Na razie niestety nie wiadomo nic więcej. Fani liczą jednak na nową płytę grupy stworzonej przez Hewlleta razem z Damonem Albarnem. Gdyby pojawiła się na rynku, byłby to piąty album Gorillaz. Ostatni, zatytułowany "The Fall", twórcy projektu wydali w 2011 roku - można go posłuchać na oficjalnej stronie zespołu. Najbardziej chyba rozpoznawalny przebój Gorillaz to jednak ich pierwszy singiel "Clint Eastwood", z 2001 roku .

 

Albarn jest jedynym muzykiem, który udziela się na każdej płycie Gorillaz. Muzykę promowaną przez czterech animowanych muzyków grają różni artyści, którzy prawie nigdy nie pokazują się osobiście, nawet na koncertach. Wyjątek stanowiło kilka występów, m.in. w Manchesterze i Nowym Jorku.

Działalność wirtualnego zespołu stanęła pod znakiem zapytania kilka lat temu, gdy w mediach pojawiły się informacje na temat konfliktu między twórcami projektu.

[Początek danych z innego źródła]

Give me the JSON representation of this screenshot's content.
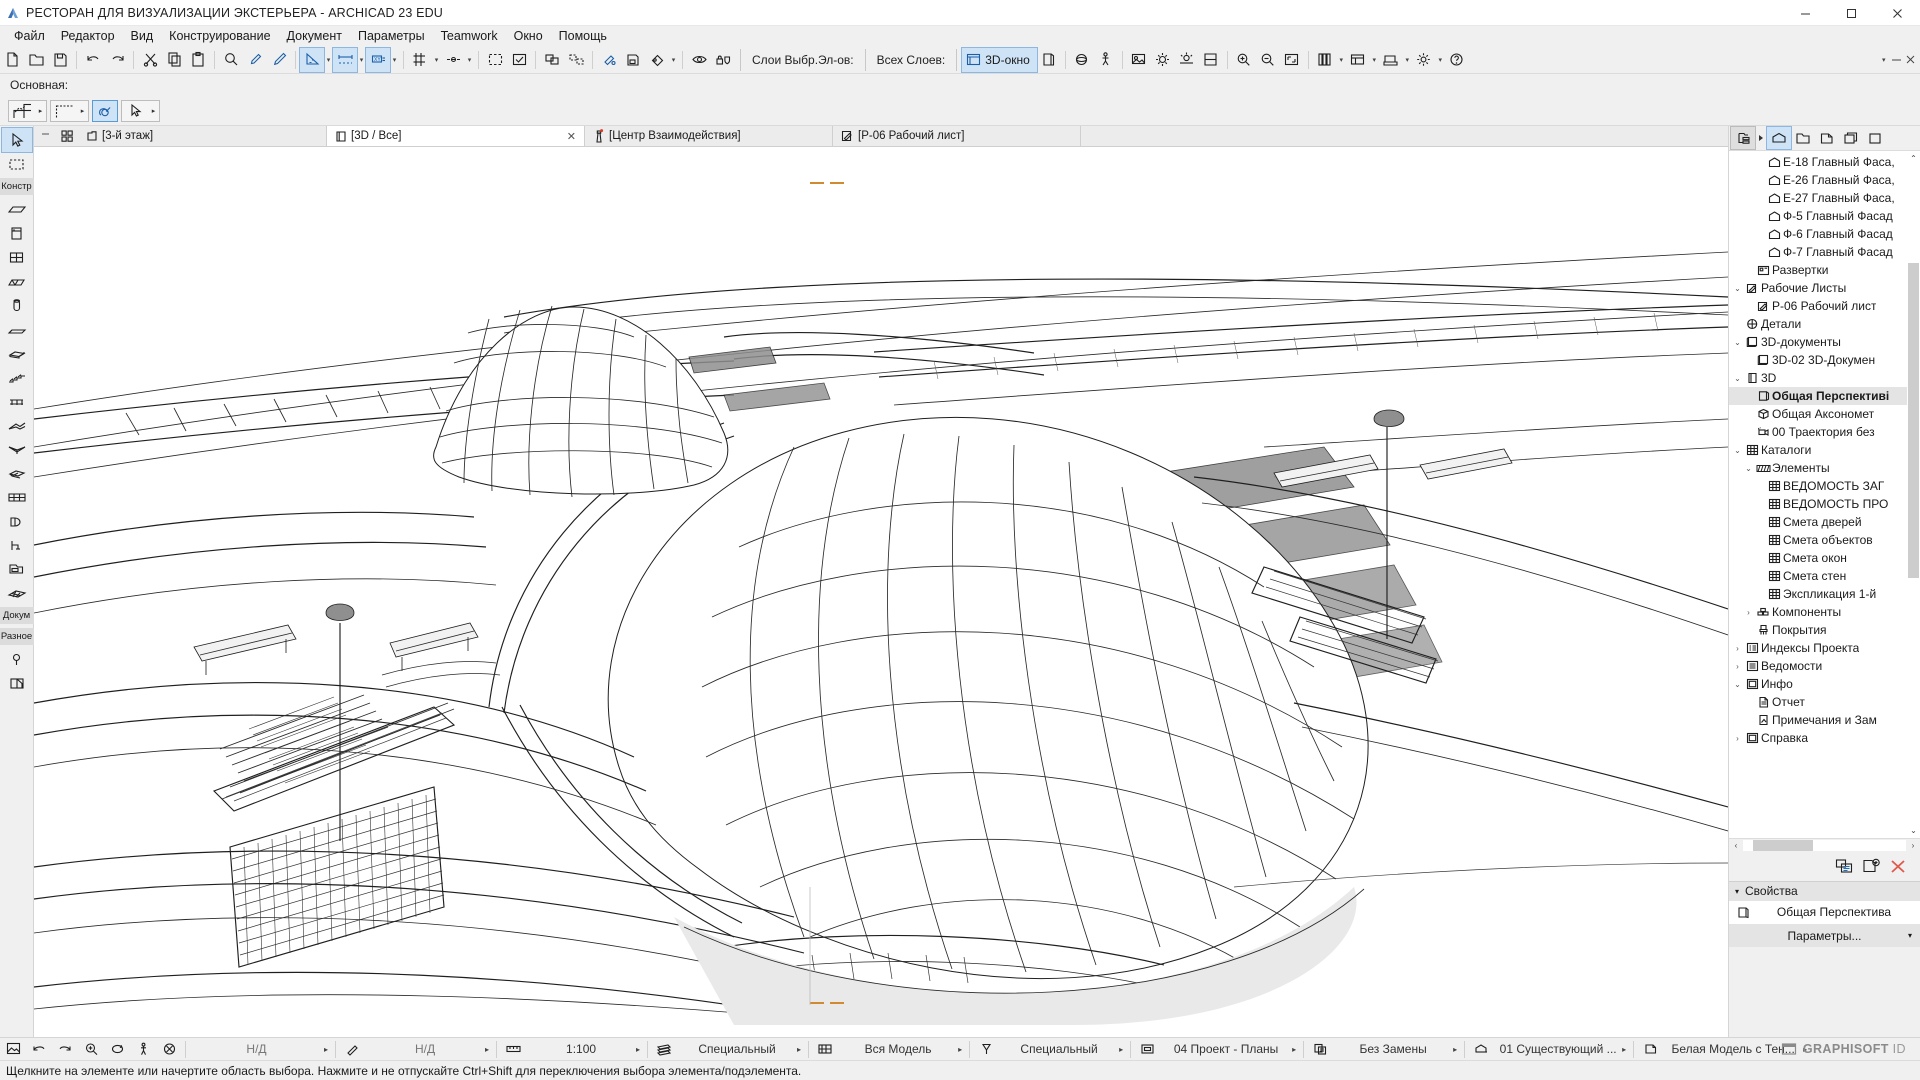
{
  "window": {
    "title": "РЕСТОРАН ДЛЯ ВИЗУАЛИЗАЦИИ ЭКСТЕРЬЕРА - ARCHICAD 23 EDU",
    "minimize": "—",
    "maximize": "❐",
    "close": "✕"
  },
  "menu": {
    "items": [
      {
        "label": "Файл"
      },
      {
        "label": "Редактор"
      },
      {
        "label": "Вид"
      },
      {
        "label": "Конструирование"
      },
      {
        "label": "Документ"
      },
      {
        "label": "Параметры"
      },
      {
        "label": "Teamwork"
      },
      {
        "label": "Окно"
      },
      {
        "label": "Помощь"
      }
    ]
  },
  "toolbar": {
    "layers_selected_label": "Слои Выбр.Эл-ов:",
    "all_layers_label": "Всех Слоев:",
    "window3d_label": "3D-окно",
    "caret": "▾"
  },
  "optionbar": {
    "title": "Основная:"
  },
  "left_toolbox": {
    "group_constr": "Констр",
    "group_docum": "Докум",
    "group_misc": "Разное"
  },
  "tabs": [
    {
      "label": "[3-й этаж]",
      "icon": "storey-icon",
      "active": false,
      "closable": false
    },
    {
      "label": "[3D / Все]",
      "icon": "3d-icon",
      "active": true,
      "closable": true,
      "close": "✕"
    },
    {
      "label": "[Центр Взаимодействия]",
      "icon": "interaction-center-icon",
      "active": false,
      "closable": false
    },
    {
      "label": "[Р-06 Рабочий лист]",
      "icon": "worksheet-icon",
      "active": false,
      "closable": false
    }
  ],
  "navigator": {
    "scroll_up": "⌃",
    "scroll_down": "⌄",
    "scroll_left": "‹",
    "scroll_right": "›",
    "tree": [
      {
        "label": "Е-18 Главный Фаса,",
        "icon": "elevation-icon",
        "indent": 3,
        "twisty": "",
        "selected": false
      },
      {
        "label": "Е-26 Главный Фаса,",
        "icon": "elevation-icon",
        "indent": 3,
        "twisty": "",
        "selected": false
      },
      {
        "label": "Е-27 Главный Фаса,",
        "icon": "elevation-icon",
        "indent": 3,
        "twisty": "",
        "selected": false
      },
      {
        "label": "Ф-5 Главный Фасад",
        "icon": "elevation-icon",
        "indent": 3,
        "twisty": "",
        "selected": false
      },
      {
        "label": "Ф-6 Главный Фасад",
        "icon": "elevation-icon",
        "indent": 3,
        "twisty": "",
        "selected": false
      },
      {
        "label": "Ф-7 Главный Фасад",
        "icon": "elevation-icon",
        "indent": 3,
        "twisty": "",
        "selected": false
      },
      {
        "label": "Развертки",
        "icon": "interior-elevation-icon",
        "indent": 2,
        "twisty": "",
        "selected": false
      },
      {
        "label": "Рабочие Листы",
        "icon": "worksheet-icon",
        "indent": 1,
        "twisty": "⌄",
        "selected": false
      },
      {
        "label": "Р-06 Рабочий лист",
        "icon": "worksheet-icon",
        "indent": 2,
        "twisty": "",
        "selected": false
      },
      {
        "label": "Детали",
        "icon": "detail-icon",
        "indent": 1,
        "twisty": "",
        "selected": false
      },
      {
        "label": "3D-документы",
        "icon": "3d-document-icon",
        "indent": 1,
        "twisty": "⌄",
        "selected": false
      },
      {
        "label": "3D-02 3D-Докумен",
        "icon": "3d-document-icon",
        "indent": 2,
        "twisty": "",
        "selected": false
      },
      {
        "label": "3D",
        "icon": "3d-icon",
        "indent": 1,
        "twisty": "⌄",
        "selected": false
      },
      {
        "label": "Общая Перспективі",
        "icon": "perspective-icon",
        "indent": 2,
        "twisty": "",
        "selected": true
      },
      {
        "label": "Общая Аксономет",
        "icon": "axonometry-icon",
        "indent": 2,
        "twisty": "",
        "selected": false
      },
      {
        "label": "00 Траектория без",
        "icon": "camera-path-icon",
        "indent": 2,
        "twisty": "",
        "selected": false
      },
      {
        "label": "Каталоги",
        "icon": "schedule-icon",
        "indent": 1,
        "twisty": "⌄",
        "selected": false
      },
      {
        "label": "Элементы",
        "icon": "elements-icon",
        "indent": 2,
        "twisty": "⌄",
        "selected": false
      },
      {
        "label": "ВЕДОМОСТЬ ЗАГ",
        "icon": "schedule-icon",
        "indent": 3,
        "twisty": "",
        "selected": false
      },
      {
        "label": "ВЕДОМОСТЬ ПРО",
        "icon": "schedule-icon",
        "indent": 3,
        "twisty": "",
        "selected": false
      },
      {
        "label": "Смета дверей",
        "icon": "schedule-icon",
        "indent": 3,
        "twisty": "",
        "selected": false
      },
      {
        "label": "Смета объектов",
        "icon": "schedule-icon",
        "indent": 3,
        "twisty": "",
        "selected": false
      },
      {
        "label": "Смета окон",
        "icon": "schedule-icon",
        "indent": 3,
        "twisty": "",
        "selected": false
      },
      {
        "label": "Смета стен",
        "icon": "schedule-icon",
        "indent": 3,
        "twisty": "",
        "selected": false
      },
      {
        "label": "Экспликация 1-й",
        "icon": "schedule-icon",
        "indent": 3,
        "twisty": "",
        "selected": false
      },
      {
        "label": "Компоненты",
        "icon": "components-icon",
        "indent": 2,
        "twisty": "›",
        "selected": false
      },
      {
        "label": "Покрытия",
        "icon": "surfaces-icon",
        "indent": 2,
        "twisty": "",
        "selected": false
      },
      {
        "label": "Индексы Проекта",
        "icon": "project-index-icon",
        "indent": 1,
        "twisty": "›",
        "selected": false
      },
      {
        "label": "Ведомости",
        "icon": "lists-icon",
        "indent": 1,
        "twisty": "›",
        "selected": false
      },
      {
        "label": "Инфо",
        "icon": "info-icon",
        "indent": 1,
        "twisty": "⌄",
        "selected": false
      },
      {
        "label": "Отчет",
        "icon": "report-icon",
        "indent": 2,
        "twisty": "",
        "selected": false
      },
      {
        "label": "Примечания и Зам",
        "icon": "notes-icon",
        "indent": 2,
        "twisty": "",
        "selected": false
      },
      {
        "label": "Справка",
        "icon": "help-icon",
        "indent": 1,
        "twisty": "›",
        "selected": false
      }
    ],
    "properties_header": "Свойства",
    "properties_value": "Общая Перспектива",
    "params_button": "Параметры...",
    "params_caret": "▾",
    "section_caret": "▾"
  },
  "statusbar": {
    "items": [
      {
        "name": "zoom-na-1",
        "value": "Н/Д",
        "caret": "▸",
        "dim": true
      },
      {
        "name": "zoom-na-2",
        "value": "Н/Д",
        "caret": "▸",
        "dim": true
      },
      {
        "name": "scale",
        "value": "1:100",
        "caret": "▸",
        "dim": false
      },
      {
        "name": "pen-set",
        "value": "Специальный",
        "caret": "▸",
        "dim": false
      },
      {
        "name": "structure",
        "value": "Вся Модель",
        "caret": "▸",
        "dim": false
      },
      {
        "name": "partial-structure",
        "value": "Специальный",
        "caret": "▸",
        "dim": false
      },
      {
        "name": "layer-combination",
        "value": "04 Проект - Планы",
        "caret": "▸",
        "dim": false
      },
      {
        "name": "graphic-override",
        "value": "Без Замены",
        "caret": "▸",
        "dim": false
      },
      {
        "name": "renovation-filter",
        "value": "01 Существующий ...",
        "caret": "▸",
        "dim": false
      },
      {
        "name": "3d-style",
        "value": "Белая Модель с Тен...",
        "caret": "▸",
        "dim": false
      }
    ],
    "prompt": "Щелкните на элементе или начертите область выбора. Нажмите и не отпускайте Ctrl+Shift для переключения выбора элемента/подэлемента.",
    "graphisoft_id_pre": "GRAPHISOFT",
    "graphisoft_id_post": " ID"
  }
}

Hawlett podkreślał, że nowe piosenki mogą zostać nagrane, "gdy przyjdzie na to czas" , ale Albarn twierdził przez kilka lat, że powrót Gorillaz jest "mało prawdopodobny". W październiku zeszłego roku powiedział jednak, że stara się reaktywować animowany zespół i liczy na to, że fani usłyszą nowy materiał w 2016 roku.